The question is what sort of changes, if any, will the House make in the bill. If they move it too far toward where Herbert wants, it could make the bill unapalatable--to the Senate and the House itself (which both have plenty of politicians seeking cover). And I still don't believe the Democrats will allow the bill to die.
3 Comments:
Herbert's article attacks the bill from the center-left. (If what he says is correct, then the bill will hurt middle class union workers, who are the Democratic Party's core consitutuency on the center-left.) I think the bill could be adjusted in Herbert's direction without losing many votes, although at this point losing even one would doom it.
This article gives a good critique from a solidly liberal/progressive perspective. To him, this "authoritarian liberal" bill "solv[es] the problem of the uninsured by using the coercive power of the federal government to force citizens to buy inadequate private insurance sold by oligopolies with their profits subsidized by taxpayer dollars." Which will be a correct description, if the fine for not buying insurance is put back to a huge figure ($5K, say). In that case, the insurance companies will actually profit, since their losses due to insuring those with "preexisting conditions" will be more than offset when all the healthy twenty-somethings and thirty-somethings are compelled to pay artificially high rates for insurance they don't want.

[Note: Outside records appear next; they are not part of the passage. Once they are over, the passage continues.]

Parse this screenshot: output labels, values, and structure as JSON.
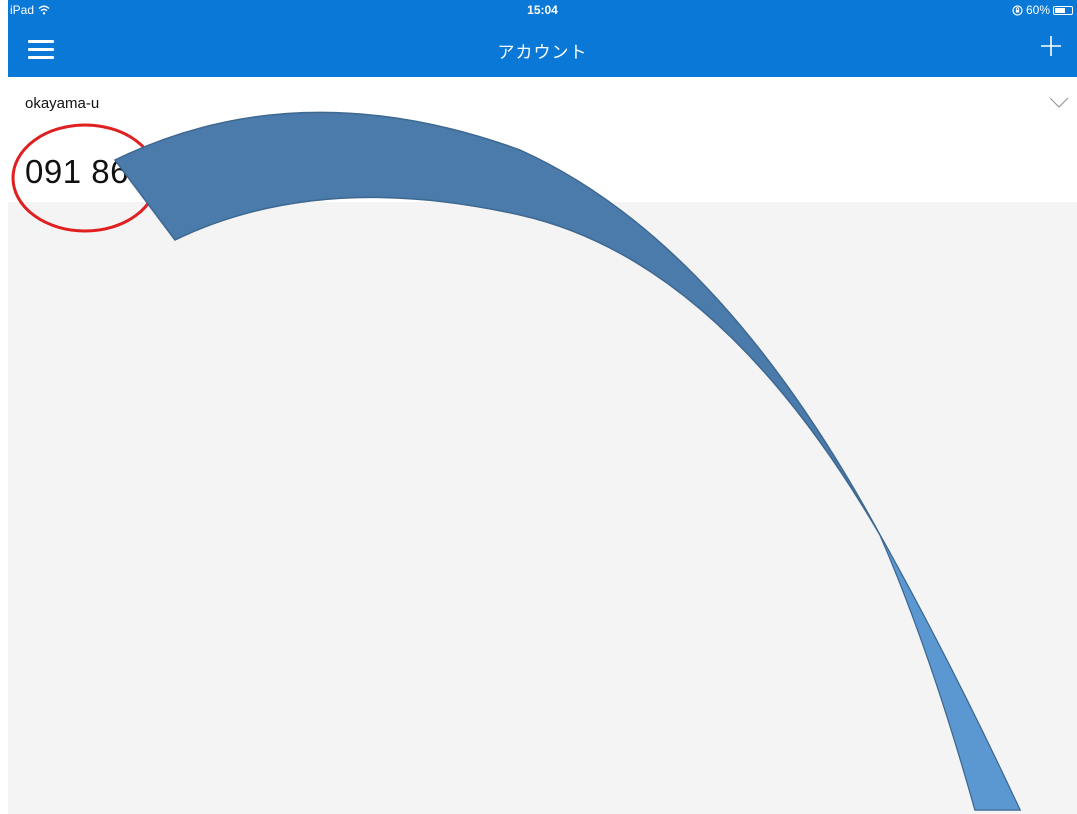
{
  "status_bar": {
    "device": "iPad",
    "time": "15:04",
    "battery": "60%",
    "battery_level": 0.6,
    "icons": [
      "wifi-icon",
      "orientation-lock-icon",
      "battery-icon"
    ]
  },
  "nav": {
    "title": "アカウント",
    "menu_icon": "hamburger-menu-icon",
    "add_icon": "plus-icon"
  },
  "account": {
    "name": "okayama-u",
    "code": "091 86",
    "expand_icon": "chevron-down-icon"
  },
  "annotations": {
    "circle_color": "#e02020",
    "arrow_color": "#4a7bab"
  },
  "colors": {
    "header": "#0a78d7",
    "background": "#f4f4f4",
    "card": "#ffffff"
  }
}
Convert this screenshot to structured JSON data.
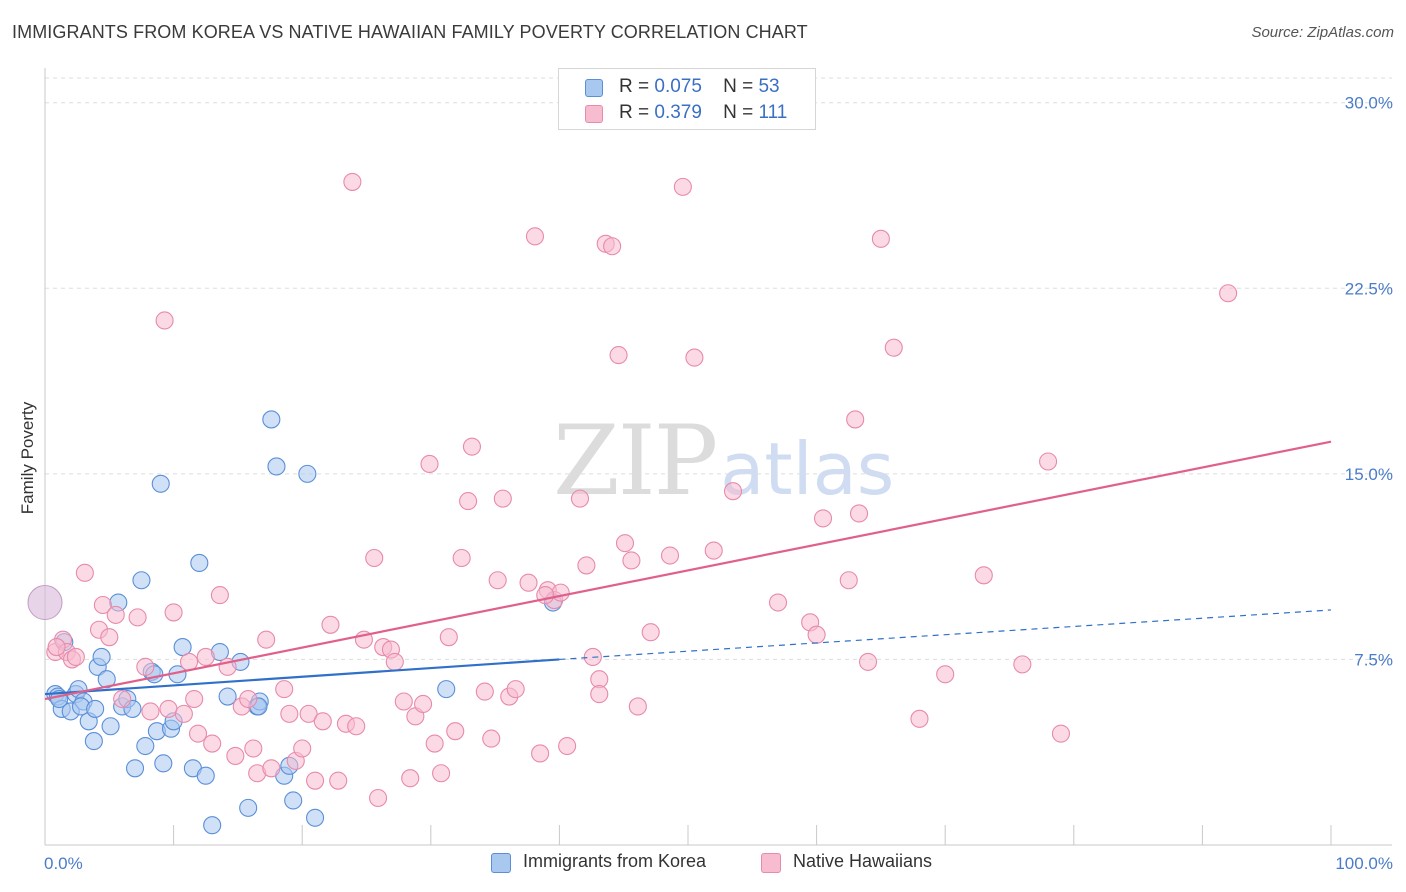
{
  "header": {
    "title": "IMMIGRANTS FROM KOREA VS NATIVE HAWAIIAN FAMILY POVERTY CORRELATION CHART",
    "source": "Source: ZipAtlas.com"
  },
  "watermark": {
    "zip": "ZIP",
    "atlas": "atlas"
  },
  "legend_top": [
    {
      "r_label": "R =",
      "r_value": "0.075",
      "n_label": "N =",
      "n_value": "53"
    },
    {
      "r_label": "R =",
      "r_value": "0.379",
      "n_label": "N =",
      "n_value": "111"
    }
  ],
  "legend_bottom": [
    {
      "label": "Immigrants from Korea"
    },
    {
      "label": "Native Hawaiians"
    }
  ],
  "colors": {
    "korea_fill": "#a9c8f0",
    "korea_stroke": "#5a8fd8",
    "korea_line": "#3070c8",
    "hawaii_fill": "#f7bcd0",
    "hawaii_stroke": "#e88aaa",
    "hawaii_line": "#e0608a",
    "grid": "#dddddd",
    "tick_text": "#4a7cc8"
  },
  "chart_data": {
    "type": "scatter",
    "title": "IMMIGRANTS FROM KOREA VS NATIVE HAWAIIAN FAMILY POVERTY CORRELATION CHART",
    "xlabel": "",
    "ylabel": "Family Poverty",
    "xlim": [
      0,
      100
    ],
    "ylim": [
      0,
      31
    ],
    "x_tick_labels": [
      {
        "value": 0,
        "label": "0.0%"
      },
      {
        "value": 100,
        "label": "100.0%"
      }
    ],
    "y_tick_labels": [
      {
        "value": 7.5,
        "label": "7.5%"
      },
      {
        "value": 15.0,
        "label": "15.0%"
      },
      {
        "value": 22.5,
        "label": "22.5%"
      },
      {
        "value": 30.0,
        "label": "30.0%"
      }
    ],
    "grid": true,
    "series": [
      {
        "name": "Immigrants from Korea",
        "r": 0.075,
        "n": 53,
        "trend": {
          "x0": 0,
          "y0": 6.1,
          "x1": 40,
          "y1": 7.5,
          "dashed_to_x": 100,
          "dashed_to_y": 9.5
        },
        "points": [
          [
            0.8,
            6.1
          ],
          [
            1.0,
            6.0
          ],
          [
            1.3,
            5.5
          ],
          [
            1.5,
            8.2
          ],
          [
            2.0,
            5.4
          ],
          [
            2.4,
            6.1
          ],
          [
            2.6,
            6.3
          ],
          [
            3.0,
            5.8
          ],
          [
            3.4,
            5.0
          ],
          [
            3.8,
            4.2
          ],
          [
            4.1,
            7.2
          ],
          [
            4.4,
            7.6
          ],
          [
            4.8,
            6.7
          ],
          [
            5.1,
            4.8
          ],
          [
            5.7,
            9.8
          ],
          [
            6.0,
            5.6
          ],
          [
            6.4,
            5.9
          ],
          [
            6.8,
            5.5
          ],
          [
            7.0,
            3.1
          ],
          [
            7.5,
            10.7
          ],
          [
            7.8,
            4.0
          ],
          [
            8.3,
            7.0
          ],
          [
            8.7,
            4.6
          ],
          [
            9.0,
            14.6
          ],
          [
            9.2,
            3.3
          ],
          [
            9.8,
            4.7
          ],
          [
            10.0,
            5.0
          ],
          [
            10.3,
            6.9
          ],
          [
            10.7,
            8.0
          ],
          [
            11.5,
            3.1
          ],
          [
            12.0,
            11.4
          ],
          [
            12.5,
            2.8
          ],
          [
            13.0,
            0.8
          ],
          [
            13.6,
            7.8
          ],
          [
            14.2,
            6.0
          ],
          [
            15.2,
            7.4
          ],
          [
            15.8,
            1.5
          ],
          [
            16.5,
            5.6
          ],
          [
            16.7,
            5.8
          ],
          [
            17.6,
            17.2
          ],
          [
            18.0,
            15.3
          ],
          [
            18.6,
            2.8
          ],
          [
            19.0,
            3.2
          ],
          [
            19.3,
            1.8
          ],
          [
            20.4,
            15.0
          ],
          [
            21.0,
            1.1
          ],
          [
            31.2,
            6.3
          ],
          [
            39.5,
            9.8
          ],
          [
            2.8,
            5.6
          ],
          [
            1.1,
            5.9
          ],
          [
            3.9,
            5.5
          ],
          [
            8.5,
            6.9
          ],
          [
            16.6,
            5.6
          ]
        ]
      },
      {
        "name": "Native Hawaiians",
        "r": 0.379,
        "n": 111,
        "trend": {
          "x0": 0,
          "y0": 5.9,
          "x1": 100,
          "y1": 16.3
        },
        "points": [
          [
            0.8,
            7.8
          ],
          [
            1.4,
            8.3
          ],
          [
            1.7,
            7.8
          ],
          [
            2.1,
            7.5
          ],
          [
            3.1,
            11.0
          ],
          [
            4.2,
            8.7
          ],
          [
            4.5,
            9.7
          ],
          [
            5.0,
            8.4
          ],
          [
            5.5,
            9.3
          ],
          [
            6.0,
            5.9
          ],
          [
            7.2,
            9.2
          ],
          [
            7.8,
            7.2
          ],
          [
            8.2,
            5.4
          ],
          [
            9.3,
            21.2
          ],
          [
            9.6,
            5.5
          ],
          [
            10.0,
            9.4
          ],
          [
            10.8,
            5.3
          ],
          [
            11.2,
            7.4
          ],
          [
            11.6,
            5.9
          ],
          [
            11.9,
            4.5
          ],
          [
            12.5,
            7.6
          ],
          [
            13.0,
            4.1
          ],
          [
            13.6,
            10.1
          ],
          [
            14.2,
            7.2
          ],
          [
            14.8,
            3.6
          ],
          [
            15.3,
            5.6
          ],
          [
            15.8,
            5.9
          ],
          [
            16.2,
            3.9
          ],
          [
            16.5,
            2.9
          ],
          [
            17.2,
            8.3
          ],
          [
            17.6,
            3.1
          ],
          [
            18.6,
            6.3
          ],
          [
            19.0,
            5.3
          ],
          [
            19.5,
            3.4
          ],
          [
            20.0,
            3.9
          ],
          [
            20.5,
            5.3
          ],
          [
            21.0,
            2.6
          ],
          [
            21.6,
            5.0
          ],
          [
            22.2,
            8.9
          ],
          [
            22.8,
            2.6
          ],
          [
            23.4,
            4.9
          ],
          [
            23.9,
            26.8
          ],
          [
            24.2,
            4.8
          ],
          [
            24.8,
            8.3
          ],
          [
            25.6,
            11.6
          ],
          [
            25.9,
            1.9
          ],
          [
            26.3,
            8.0
          ],
          [
            26.9,
            7.9
          ],
          [
            27.2,
            7.4
          ],
          [
            27.9,
            5.8
          ],
          [
            28.4,
            2.7
          ],
          [
            28.8,
            5.2
          ],
          [
            29.4,
            5.7
          ],
          [
            29.9,
            15.4
          ],
          [
            30.3,
            4.1
          ],
          [
            30.8,
            2.9
          ],
          [
            31.4,
            8.4
          ],
          [
            31.9,
            4.6
          ],
          [
            32.4,
            11.6
          ],
          [
            32.9,
            13.9
          ],
          [
            33.2,
            16.1
          ],
          [
            34.2,
            6.2
          ],
          [
            34.7,
            4.3
          ],
          [
            35.2,
            10.7
          ],
          [
            35.6,
            14.0
          ],
          [
            36.1,
            6.0
          ],
          [
            36.6,
            6.3
          ],
          [
            37.6,
            10.6
          ],
          [
            38.1,
            24.6
          ],
          [
            38.5,
            3.7
          ],
          [
            39.1,
            10.3
          ],
          [
            39.6,
            9.9
          ],
          [
            40.1,
            10.2
          ],
          [
            40.6,
            4.0
          ],
          [
            41.6,
            14.0
          ],
          [
            42.1,
            11.3
          ],
          [
            42.6,
            7.6
          ],
          [
            43.1,
            6.7
          ],
          [
            43.1,
            6.1
          ],
          [
            43.6,
            24.3
          ],
          [
            44.1,
            24.2
          ],
          [
            44.6,
            19.8
          ],
          [
            45.1,
            12.2
          ],
          [
            45.6,
            11.5
          ],
          [
            46.1,
            5.6
          ],
          [
            47.1,
            8.6
          ],
          [
            48.6,
            11.7
          ],
          [
            49.6,
            26.6
          ],
          [
            50.5,
            19.7
          ],
          [
            52.0,
            11.9
          ],
          [
            53.5,
            14.3
          ],
          [
            57.0,
            9.8
          ],
          [
            59.5,
            9.0
          ],
          [
            60.0,
            8.5
          ],
          [
            60.5,
            13.2
          ],
          [
            62.5,
            10.7
          ],
          [
            63.0,
            17.2
          ],
          [
            63.3,
            13.4
          ],
          [
            64.0,
            7.4
          ],
          [
            65.0,
            24.5
          ],
          [
            66.0,
            20.1
          ],
          [
            68.0,
            5.1
          ],
          [
            70.0,
            6.9
          ],
          [
            73.0,
            10.9
          ],
          [
            76.0,
            7.3
          ],
          [
            78.0,
            15.5
          ],
          [
            79.0,
            4.5
          ],
          [
            92.0,
            22.3
          ],
          [
            0.9,
            8.0
          ],
          [
            2.4,
            7.6
          ],
          [
            38.9,
            10.1
          ]
        ]
      }
    ]
  }
}
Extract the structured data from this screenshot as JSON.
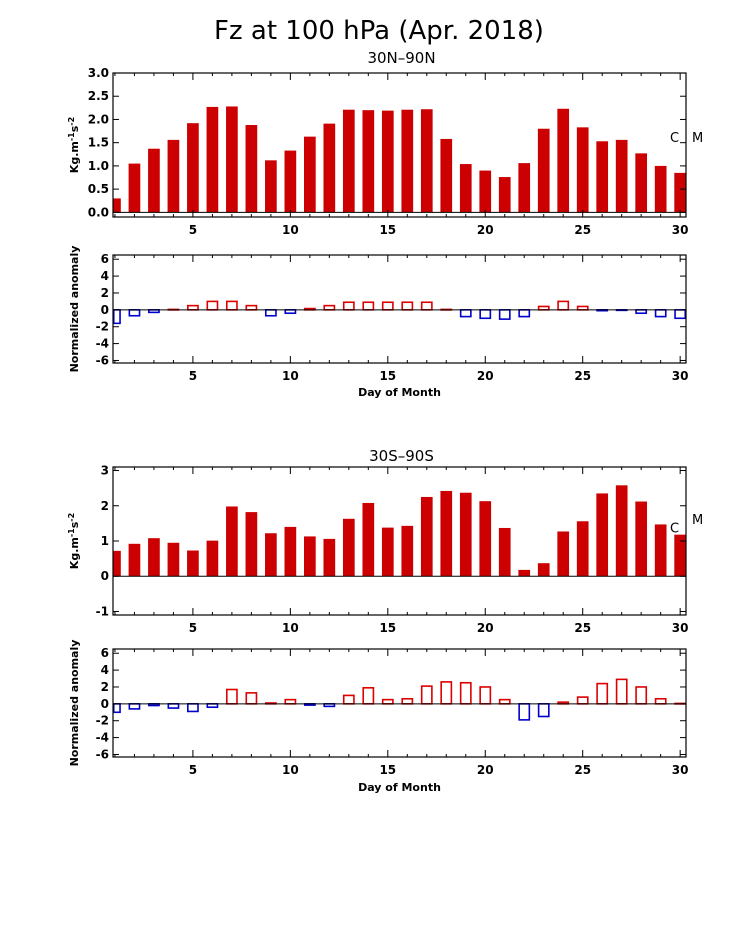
{
  "title": "Fz at 100 hPa (Apr. 2018)",
  "labels": {
    "fz_ylabel_base": "Kg.m",
    "fz_ylabel_sup1": "-1",
    "fz_ylabel_mid": "s",
    "fz_ylabel_sup2": "-2",
    "anom_ylabel": "Normalized anomaly",
    "xlabel": "Day of Month",
    "marker_c": "C",
    "marker_m": "M"
  },
  "colors": {
    "fz_bar": "#cc0000",
    "positive_anomaly": "#dd0000",
    "negative_anomaly": "#0000cc",
    "axis": "#000000"
  },
  "chart_data": [
    {
      "type": "bar",
      "panel": "30N-90N flux",
      "title": "30N–90N",
      "xlabel": "",
      "ylabel": "Kg.m-1s-2",
      "x": [
        1,
        2,
        3,
        4,
        5,
        6,
        7,
        8,
        9,
        10,
        11,
        12,
        13,
        14,
        15,
        16,
        17,
        18,
        19,
        20,
        21,
        22,
        23,
        24,
        25,
        26,
        27,
        28,
        29,
        30
      ],
      "values": [
        0.3,
        1.05,
        1.37,
        1.56,
        1.92,
        2.27,
        2.28,
        1.88,
        1.12,
        1.33,
        1.63,
        1.91,
        2.21,
        2.2,
        2.19,
        2.21,
        2.22,
        1.58,
        1.04,
        0.9,
        0.76,
        1.06,
        1.8,
        2.23,
        1.83,
        1.53,
        1.56,
        1.27,
        1.0,
        0.85
      ],
      "xlim": [
        0.9,
        30.3
      ],
      "ylim": [
        -0.1,
        3.0
      ],
      "yticks": [
        0.0,
        0.5,
        1.0,
        1.5,
        2.0,
        2.5,
        3.0
      ],
      "ytick_labels": [
        "0.0",
        "0.5",
        "1.0",
        "1.5",
        "2.0",
        "2.5",
        "3.0"
      ],
      "xticks": [
        5,
        10,
        15,
        20,
        25,
        30
      ],
      "xtick_labels": [
        "5",
        "10",
        "15",
        "20",
        "25",
        "30"
      ],
      "c_level": 1.6,
      "m_level": 1.6
    },
    {
      "type": "bar",
      "panel": "30N-90N anomaly",
      "title": "",
      "xlabel": "Day of Month",
      "ylabel": "Normalized anomaly",
      "x": [
        1,
        2,
        3,
        4,
        5,
        6,
        7,
        8,
        9,
        10,
        11,
        12,
        13,
        14,
        15,
        16,
        17,
        18,
        19,
        20,
        21,
        22,
        23,
        24,
        25,
        26,
        27,
        28,
        29,
        30
      ],
      "values": [
        -1.6,
        -0.7,
        -0.3,
        0.05,
        0.5,
        1.0,
        1.0,
        0.5,
        -0.7,
        -0.4,
        0.15,
        0.5,
        0.9,
        0.9,
        0.9,
        0.9,
        0.9,
        0.05,
        -0.8,
        -1.0,
        -1.1,
        -0.8,
        0.4,
        1.0,
        0.4,
        -0.1,
        -0.05,
        -0.4,
        -0.8,
        -1.0
      ],
      "xlim": [
        0.9,
        30.3
      ],
      "ylim": [
        -6.3,
        6.5
      ],
      "yticks": [
        -6,
        -4,
        -2,
        0,
        2,
        4,
        6
      ],
      "ytick_labels": [
        "-6",
        "-4",
        "-2",
        "0",
        "2",
        "4",
        "6"
      ],
      "xticks": [
        5,
        10,
        15,
        20,
        25,
        30
      ],
      "xtick_labels": [
        "5",
        "10",
        "15",
        "20",
        "25",
        "30"
      ]
    },
    {
      "type": "bar",
      "panel": "30S-90S flux",
      "title": "30S–90S",
      "xlabel": "",
      "ylabel": "Kg.m-1s-2",
      "x": [
        1,
        2,
        3,
        4,
        5,
        6,
        7,
        8,
        9,
        10,
        11,
        12,
        13,
        14,
        15,
        16,
        17,
        18,
        19,
        20,
        21,
        22,
        23,
        24,
        25,
        26,
        27,
        28,
        29,
        30
      ],
      "values": [
        0.72,
        0.92,
        1.08,
        0.95,
        0.73,
        1.01,
        1.98,
        1.82,
        1.22,
        1.4,
        1.13,
        1.06,
        1.63,
        2.08,
        1.38,
        1.43,
        2.25,
        2.42,
        2.37,
        2.13,
        1.37,
        0.18,
        0.37,
        1.27,
        1.56,
        2.35,
        2.58,
        2.12,
        1.47,
        1.18
      ],
      "xlim": [
        0.9,
        30.3
      ],
      "ylim": [
        -1.1,
        3.1
      ],
      "yticks": [
        -1,
        0,
        1,
        2,
        3
      ],
      "ytick_labels": [
        "-1",
        "0",
        "1",
        "2",
        "3"
      ],
      "xticks": [
        5,
        10,
        15,
        20,
        25,
        30
      ],
      "xtick_labels": [
        "5",
        "10",
        "15",
        "20",
        "25",
        "30"
      ],
      "c_level": 1.35,
      "m_level": 1.6
    },
    {
      "type": "bar",
      "panel": "30S-90S anomaly",
      "title": "",
      "xlabel": "Day of Month",
      "ylabel": "Normalized anomaly",
      "x": [
        1,
        2,
        3,
        4,
        5,
        6,
        7,
        8,
        9,
        10,
        11,
        12,
        13,
        14,
        15,
        16,
        17,
        18,
        19,
        20,
        21,
        22,
        23,
        24,
        25,
        26,
        27,
        28,
        29,
        30
      ],
      "values": [
        -1.0,
        -0.6,
        -0.2,
        -0.5,
        -0.9,
        -0.4,
        1.7,
        1.3,
        0.1,
        0.5,
        -0.15,
        -0.3,
        1.0,
        1.9,
        0.5,
        0.6,
        2.1,
        2.6,
        2.5,
        2.0,
        0.5,
        -1.9,
        -1.5,
        0.2,
        0.8,
        2.4,
        2.9,
        2.0,
        0.6,
        0.05
      ],
      "xlim": [
        0.9,
        30.3
      ],
      "ylim": [
        -6.3,
        6.5
      ],
      "yticks": [
        -6,
        -4,
        -2,
        0,
        2,
        4,
        6
      ],
      "ytick_labels": [
        "-6",
        "-4",
        "-2",
        "0",
        "2",
        "4",
        "6"
      ],
      "xticks": [
        5,
        10,
        15,
        20,
        25,
        30
      ],
      "xtick_labels": [
        "5",
        "10",
        "15",
        "20",
        "25",
        "30"
      ]
    }
  ]
}
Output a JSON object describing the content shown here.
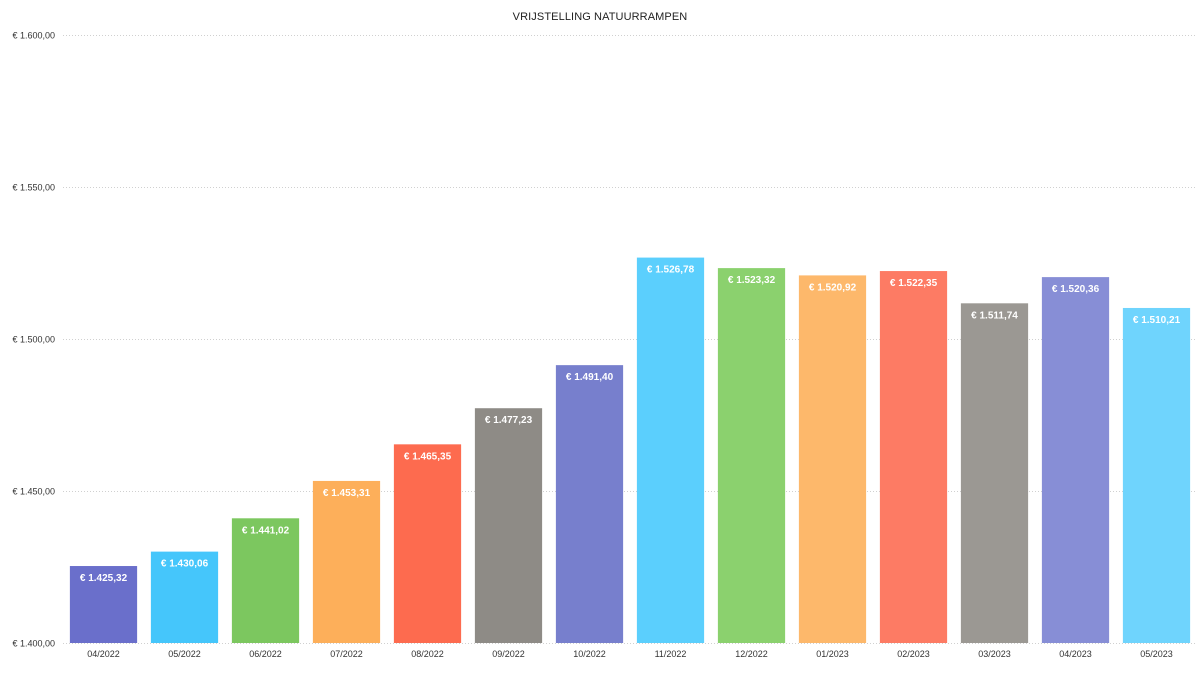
{
  "chart_data": {
    "type": "bar",
    "title": "VRIJSTELLING NATUURRAMPEN",
    "xlabel": "",
    "ylabel": "",
    "ylim": [
      1400,
      1600
    ],
    "y_ticks": [
      1400,
      1450,
      1500,
      1550,
      1600
    ],
    "y_tick_labels": [
      "€ 1.400,00",
      "€ 1.450,00",
      "€ 1.500,00",
      "€ 1.550,00",
      "€ 1.600,00"
    ],
    "grid": true,
    "legend": "none",
    "categories": [
      "04/2022",
      "05/2022",
      "06/2022",
      "07/2022",
      "08/2022",
      "09/2022",
      "10/2022",
      "11/2022",
      "12/2022",
      "01/2023",
      "02/2023",
      "03/2023",
      "04/2023",
      "05/2023"
    ],
    "values": [
      1425.32,
      1430.06,
      1441.02,
      1453.31,
      1465.35,
      1477.23,
      1491.4,
      1526.78,
      1523.32,
      1520.92,
      1522.35,
      1511.74,
      1520.36,
      1510.21
    ],
    "value_labels": [
      "€ 1.425,32",
      "€ 1.430,06",
      "€ 1.441,02",
      "€ 1.453,31",
      "€ 1.465,35",
      "€ 1.477,23",
      "€ 1.491,40",
      "€ 1.526,78",
      "€ 1.523,32",
      "€ 1.520,92",
      "€ 1.522,35",
      "€ 1.511,74",
      "€ 1.520,36",
      "€ 1.510,21"
    ],
    "colors": [
      "#6a6fcb",
      "#45c6fb",
      "#7cc75f",
      "#fdaf5a",
      "#fd6b4f",
      "#8e8b86",
      "#777fcd",
      "#5bcffd",
      "#8bd16e",
      "#fdb86b",
      "#fd7b64",
      "#9b9893",
      "#878ed6",
      "#6fd4fd"
    ]
  }
}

But if the fine stays at the current figure of $700, the young and healthy will choose the fine instead of insurance, and the insurance companies will go bankrupt -- or Congress will revise the bill. I think that Obama assumes the bill will be revisable. But I think he's wrong. In January 2011 there will be between 45 and 55 Republican Senators who will advocate outright repeal of the bill, not fixing it.
45 to 55 Republican Senators in 2011? 45 seems optimistic, so I don't know what to call 55.
You're right; my math was bad. Hopefully it will be better in 2010.